The Internet has become a multi-billion dollar industry, because it was primarily corporations that were interested in collecting, analyzing and assessing a huge amount of personal consumer data in order to target personalized advertisement. Corporations started mapping consumer profiles including demographic and psychographic data in order to target advertising and to accumulate profit. State institutions such as governments and corporations like Microsoft and Google use special surveillance technologies that allow the monitoring of online behaviour in one central database.
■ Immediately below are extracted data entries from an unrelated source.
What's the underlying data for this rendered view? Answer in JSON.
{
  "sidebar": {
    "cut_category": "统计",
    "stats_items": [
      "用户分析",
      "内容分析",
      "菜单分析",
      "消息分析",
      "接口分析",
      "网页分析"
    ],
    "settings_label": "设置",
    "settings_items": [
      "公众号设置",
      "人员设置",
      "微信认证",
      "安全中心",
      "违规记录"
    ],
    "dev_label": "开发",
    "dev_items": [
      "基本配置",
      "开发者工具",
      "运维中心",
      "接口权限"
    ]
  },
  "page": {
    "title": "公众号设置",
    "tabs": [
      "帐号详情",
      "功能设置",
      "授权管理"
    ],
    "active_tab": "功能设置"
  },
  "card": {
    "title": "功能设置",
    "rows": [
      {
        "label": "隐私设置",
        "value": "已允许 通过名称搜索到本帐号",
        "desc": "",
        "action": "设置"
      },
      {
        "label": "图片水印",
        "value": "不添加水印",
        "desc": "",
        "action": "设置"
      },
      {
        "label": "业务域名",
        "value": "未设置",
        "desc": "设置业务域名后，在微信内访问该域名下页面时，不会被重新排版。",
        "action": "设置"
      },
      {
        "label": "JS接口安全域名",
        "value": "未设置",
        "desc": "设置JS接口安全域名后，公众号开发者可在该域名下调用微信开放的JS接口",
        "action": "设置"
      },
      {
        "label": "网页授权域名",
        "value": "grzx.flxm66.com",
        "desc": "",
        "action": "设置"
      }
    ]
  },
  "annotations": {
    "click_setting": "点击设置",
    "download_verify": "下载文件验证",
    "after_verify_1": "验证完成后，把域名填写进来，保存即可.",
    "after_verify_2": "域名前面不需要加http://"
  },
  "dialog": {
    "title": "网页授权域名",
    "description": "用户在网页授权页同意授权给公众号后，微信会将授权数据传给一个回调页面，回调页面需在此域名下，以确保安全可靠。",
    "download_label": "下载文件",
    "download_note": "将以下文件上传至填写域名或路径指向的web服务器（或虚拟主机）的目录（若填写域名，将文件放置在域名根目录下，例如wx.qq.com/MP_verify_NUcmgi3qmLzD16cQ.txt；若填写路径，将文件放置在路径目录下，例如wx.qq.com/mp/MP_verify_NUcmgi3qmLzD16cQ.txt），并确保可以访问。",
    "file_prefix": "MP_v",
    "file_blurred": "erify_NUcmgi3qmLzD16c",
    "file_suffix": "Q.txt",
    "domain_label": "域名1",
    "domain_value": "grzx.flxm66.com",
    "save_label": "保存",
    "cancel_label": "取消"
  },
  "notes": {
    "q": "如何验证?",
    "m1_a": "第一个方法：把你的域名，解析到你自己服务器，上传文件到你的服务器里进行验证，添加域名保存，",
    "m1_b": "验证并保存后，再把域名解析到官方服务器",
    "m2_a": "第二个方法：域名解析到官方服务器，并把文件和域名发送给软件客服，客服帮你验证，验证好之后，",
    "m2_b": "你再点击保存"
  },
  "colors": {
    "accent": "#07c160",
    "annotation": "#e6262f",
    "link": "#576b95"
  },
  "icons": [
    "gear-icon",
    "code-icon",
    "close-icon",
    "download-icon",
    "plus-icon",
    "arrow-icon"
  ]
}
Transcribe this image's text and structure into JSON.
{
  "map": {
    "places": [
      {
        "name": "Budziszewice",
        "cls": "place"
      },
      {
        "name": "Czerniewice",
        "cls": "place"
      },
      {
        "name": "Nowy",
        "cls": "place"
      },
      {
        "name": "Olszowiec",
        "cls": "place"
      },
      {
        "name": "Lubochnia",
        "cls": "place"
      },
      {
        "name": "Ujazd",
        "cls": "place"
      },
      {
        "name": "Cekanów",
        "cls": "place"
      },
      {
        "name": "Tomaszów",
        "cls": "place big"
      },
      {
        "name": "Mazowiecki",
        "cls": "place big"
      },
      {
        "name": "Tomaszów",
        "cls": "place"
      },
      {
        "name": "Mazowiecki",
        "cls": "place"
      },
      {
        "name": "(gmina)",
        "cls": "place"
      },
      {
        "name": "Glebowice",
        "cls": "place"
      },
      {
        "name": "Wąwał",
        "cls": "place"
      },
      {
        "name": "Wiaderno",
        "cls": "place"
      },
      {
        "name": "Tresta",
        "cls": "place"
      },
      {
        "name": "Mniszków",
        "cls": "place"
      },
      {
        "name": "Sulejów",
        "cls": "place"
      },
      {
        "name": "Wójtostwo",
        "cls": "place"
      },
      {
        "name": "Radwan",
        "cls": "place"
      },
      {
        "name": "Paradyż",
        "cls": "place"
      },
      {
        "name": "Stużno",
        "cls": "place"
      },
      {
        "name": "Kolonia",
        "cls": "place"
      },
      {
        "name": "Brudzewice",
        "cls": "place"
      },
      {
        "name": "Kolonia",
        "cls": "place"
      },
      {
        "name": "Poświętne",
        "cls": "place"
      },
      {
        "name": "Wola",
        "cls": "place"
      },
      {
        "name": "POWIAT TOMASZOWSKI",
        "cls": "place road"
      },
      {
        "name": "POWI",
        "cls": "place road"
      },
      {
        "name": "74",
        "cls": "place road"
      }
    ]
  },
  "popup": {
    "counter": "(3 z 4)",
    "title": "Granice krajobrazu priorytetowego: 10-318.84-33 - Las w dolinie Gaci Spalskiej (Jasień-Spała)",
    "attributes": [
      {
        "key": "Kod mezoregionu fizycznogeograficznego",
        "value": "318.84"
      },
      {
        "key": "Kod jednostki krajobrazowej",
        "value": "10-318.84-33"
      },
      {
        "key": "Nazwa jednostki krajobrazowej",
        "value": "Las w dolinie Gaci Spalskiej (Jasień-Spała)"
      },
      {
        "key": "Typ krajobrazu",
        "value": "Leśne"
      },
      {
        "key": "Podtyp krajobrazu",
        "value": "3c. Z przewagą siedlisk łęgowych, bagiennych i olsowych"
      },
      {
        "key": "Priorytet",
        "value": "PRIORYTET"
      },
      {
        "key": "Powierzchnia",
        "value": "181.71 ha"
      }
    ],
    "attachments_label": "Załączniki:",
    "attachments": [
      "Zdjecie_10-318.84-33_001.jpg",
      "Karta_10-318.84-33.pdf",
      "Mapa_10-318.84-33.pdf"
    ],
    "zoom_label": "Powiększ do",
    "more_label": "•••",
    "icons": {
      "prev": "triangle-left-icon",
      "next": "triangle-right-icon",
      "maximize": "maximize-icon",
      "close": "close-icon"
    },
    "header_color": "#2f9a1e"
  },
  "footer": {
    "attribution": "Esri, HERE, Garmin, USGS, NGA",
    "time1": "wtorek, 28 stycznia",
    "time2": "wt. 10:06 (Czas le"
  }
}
Castell one of the most influential thinkers understands the rise of the Internet as an emergence of a powerful electronic surveillance system and concludes: “If this system of surveillance and control of the Internet develops fully, we will not be able to do as we please. We may have no liberty, and no place to hide”.
The new politics of surveillance in a post 9/11 information society has led to the increase of the surveillance techniques such as identity cards, smartcards, data sharing schemes, and smart passports for mass population in order to create a suspect population always under the surveillance. Similarly in Pakistan we have also seen the proliferation of such surveillance techniques disguised under the umbrella of national security starting with the identity cards and plans to create a centralized DNA database having unique identifier linking your cell phone numbers, SMS/GPRS data usage, Bank accounts, Passport details, travel details, car registration plates etc.
Advances in communications technologies have enabled countless new opportunities for development and exploitation of individuals’ rights. Western companies have been supplying high-tech surveillance software to countries where there is little or no legislation governing its use. Countries like Pakistan are at greater risk than ever before as their governments embark on the journey of electronic surveillance on their own people.